Inoxydable

Starshooter

par Francois Branchon le 31/08/2005

Note: 8.0    

1976-77 : bordel fracassant en Angleterre oblige, la France du rock bourgeonne, se cherche ses groupes pour elle aussi décaper le paysage musical local des restes de Ange et Triangle et remonte sur scène. Côté branchitude parisienne, sans répercussion populaire, Metal Urbain, Lou's, Asphalt Jungle, Stinky Toys d'Elli Medeiros et Jacno (qu'on retrouvera à la révolution suivante des jeunes gens modernes). Côté ouvert, Higelin jusque là ignoré par sa maisons de disques acquiert son aura, Bijou, ex-Pura Vida, se voit bien en Jam (même si Vincent Palmer n'a de Paul Weller que les chaussures), Téléphone, en retard de deux révolutions, ne sait que singer les Rolling Stones (les mômes de 12 ans s'en contenteront), et c'est à Lyon que pointent des têtes intéressantes. Electric Callas (musique prometteuse, pose élaborée, mais un Jangil Callas trop velléitaire pour assurer une quelconque pérennité à son groupe, dommage) et Star shooter.

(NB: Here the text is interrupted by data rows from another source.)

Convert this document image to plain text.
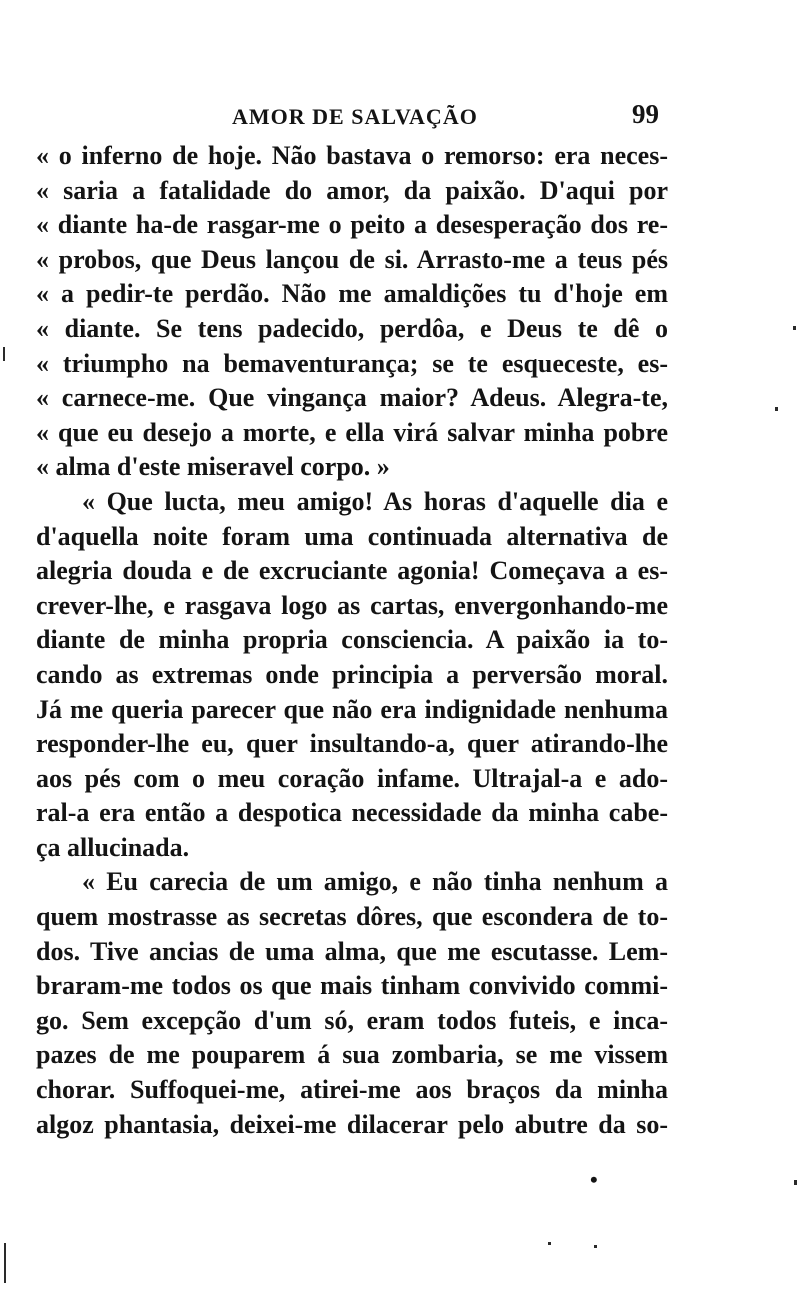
AMOR DE SALVAÇÃO	99
« o inferno de hoje. Não bastava o remorso: era neces-
« saria a fatalidade do amor, da paixão. D'aqui por
« diante ha-de rasgar-me o peito a desesperação dos re-
« probos, que Deus lançou de si. Arrasto-me a teus pés
« a pedir-te perdão. Não me amaldições tu d'hoje em
« diante. Se tens padecido, perdôa, e Deus te dê o
« triumpho na bemaventurança; se te esqueceste, es-
« carnece-me. Que vingança maior? Adeus. Alegra-te,
« que eu desejo a morte, e ella virá salvar minha pobre
« alma d'este miseravel corpo. »
« Que lucta, meu amigo! As horas d'aquelle dia e
d'aquella noite foram uma continuada alternativa de
alegria douda e de excruciante agonia! Começava a es-
crever-lhe, e rasgava logo as cartas, envergonhando-me
diante de minha propria consciencia. A paixão ia to-
cando as extremas onde principia a perversão moral.
Já me queria parecer que não era indignidade nenhuma
responder-lhe eu, quer insultando-a, quer atirando-lhe
aos pés com o meu coração infame. Ultrajal-a e ado-
ral-a era então a despotica necessidade da minha cabe-
ça allucinada.
« Eu carecia de um amigo, e não tinha nenhum a
quem mostrasse as secretas dôres, que escondera de to-
dos. Tive ancias de uma alma, que me escutasse. Lem-
braram-me todos os que mais tinham convivido commi-
go. Sem excepção d'um só, eram todos futeis, e inca-
pazes de me pouparem á sua zombaria, se me vissem
chorar. Suffoquei-me, atirei-me aos braços da minha
algoz phantasia, deixei-me dilacerar pelo abutre da so-
•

Un nom à la héros de Bd, des fringues en vinyle rose et un chanteur - Kent Cockenstock - monté en Duracell. Musicalement au point, avec des textes malins et joyeusement iconoclastes (EMI France cachera à sa maison mère anglaise "Get baque", la reprise irrévérencieuse des Beatles, qu'elle supprima même du premier album), Starshoot était un cran au-dessus. Les concerts drainaient les Français rock, pas seulement punk, accueillaient en première partie les enragés locaux et se terminaient parfois très mal (combien de mecs en sang à la Patinoire de Grenoble en avril 78 après la première partie Elektrik Garbage ?), une plongée dans la réalité que ne faisaient qu'effleurer les intello-punk parisiens, au hasard Asphalt Jungle de l'inénarrable poseur Eudeline. L'atout maître de Star shooter fut au contraire de ne jamais se prendre au sérieux, son chanteur Kent - par ailleurs bon auteur de bandes dessinées et plus mélomane que "mélopunk" - sachant se mettre à distance.

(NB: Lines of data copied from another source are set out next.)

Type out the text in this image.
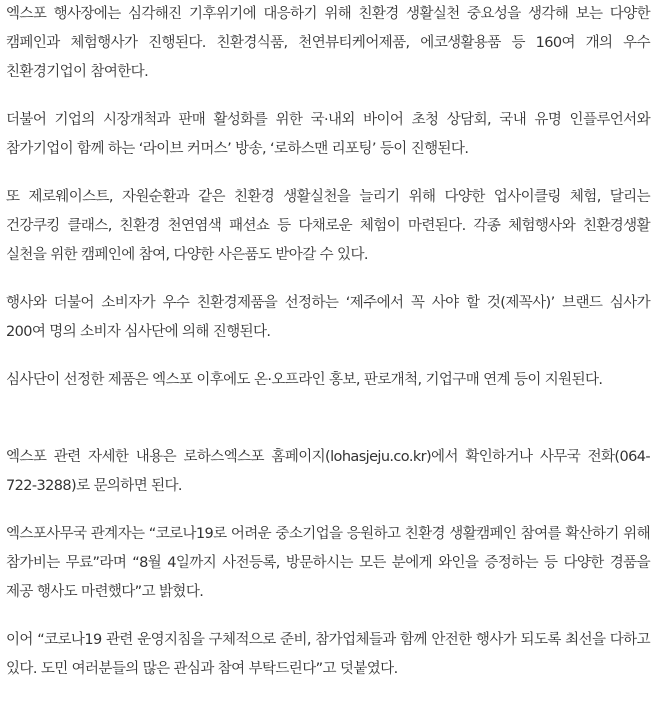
엑스포 행사장에는 심각해진 기후위기에 대응하기 위해 친환경 생활실천 중요성을 생각해 보는 다양한 캠페인과 체험행사가 진행된다. 친환경식품, 천연뷰티케어제품, 에코생활용품 등 160여 개의 우수 친환경기업이 참여한다.

더불어 기업의 시장개척과 판매 활성화를 위한 국·내외 바이어 초청 상담회, 국내 유명 인플루언서와 참가기업이 함께 하는 ‘라이브 커머스’ 방송, ‘로하스맨 리포팅’ 등이 진행된다.

또 제로웨이스트, 자원순환과 같은 친환경 생활실천을 늘리기 위해 다양한 업사이클링 체험, 달리는 건강쿠킹 클래스, 친환경 천연염색 패션쇼 등 다채로운 체험이 마련된다. 각종 체험행사와 친환경생활 실천을 위한 캠페인에 참여, 다양한 사은품도 받아갈 수 있다.

행사와 더불어 소비자가 우수 친환경제품을 선정하는 ‘제주에서 꼭 사야 할 것(제꼭사)’ 브랜드 심사가 200여 명의 소비자 심사단에 의해 진행된다.

심사단이 선정한 제품은 엑스포 이후에도 온·오프라인 홍보, 판로개척, 기업구매 연계 등이 지원된다.

엑스포 관련 자세한 내용은 로하스엑스포 홈페이지(lohasjeju.co.kr)에서 확인하거나 사무국 전화(064-722-3288)로 문의하면 된다.

엑스포사무국 관계자는 “코로나19로 어려운 중소기업을 응원하고 친환경 생활캠페인 참여를 확산하기 위해 참가비는 무료”라며 “8월 4일까지 사전등록, 방문하시는 모든 분에게 와인을 증정하는 등 다양한 경품을 제공 행사도 마련했다”고 밝혔다.

이어 “코로나19 관련 운영지침을 구체적으로 준비, 참가업체들과 함께 안전한 행사가 되도록 최선을 다하고 있다. 도민 여러분들의 많은 관심과 참여 부탁드린다”고 덧붙였다.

Trois albums au compteur et puis s'en vont. La dignité, l'honnêteté et le refus de toute compromission imposèrent à Star shooter de s'arrêter en 1982. Une dignité toujours d'actualité, la carrière solo de Kent ne souffrant aucune remarque, n'ayant encore jamais été à ce jour signalé dans les émissions à play-back de TF1.

Cette double compilation regorge de bonnes choses, l'essentiel des trois albums - "Quelle crise baby", "Betsy party", "Ma vie c'est du cinéma", "Machine à laver", l'anti-coke et excellent "Méfie-toi des avions", "Papillon de nuit"... - et les raretés nécessaires, le fameux "Get baque", des versions live inédites ("Sale coup" et "La nouvelle vague" de 1980), celle de "'35 tonnes" de la compilation "Rock d'ici à l'Olympia" et la fameuse "Hygiène", version française du "Sweet Jane" du Velvet sous le nom des Scooters pour la compilation Skydog Commando de Marc Zermati en 1978.

... 3, 4 : Betsy, yé yé yé !! Party, yé yé yé !!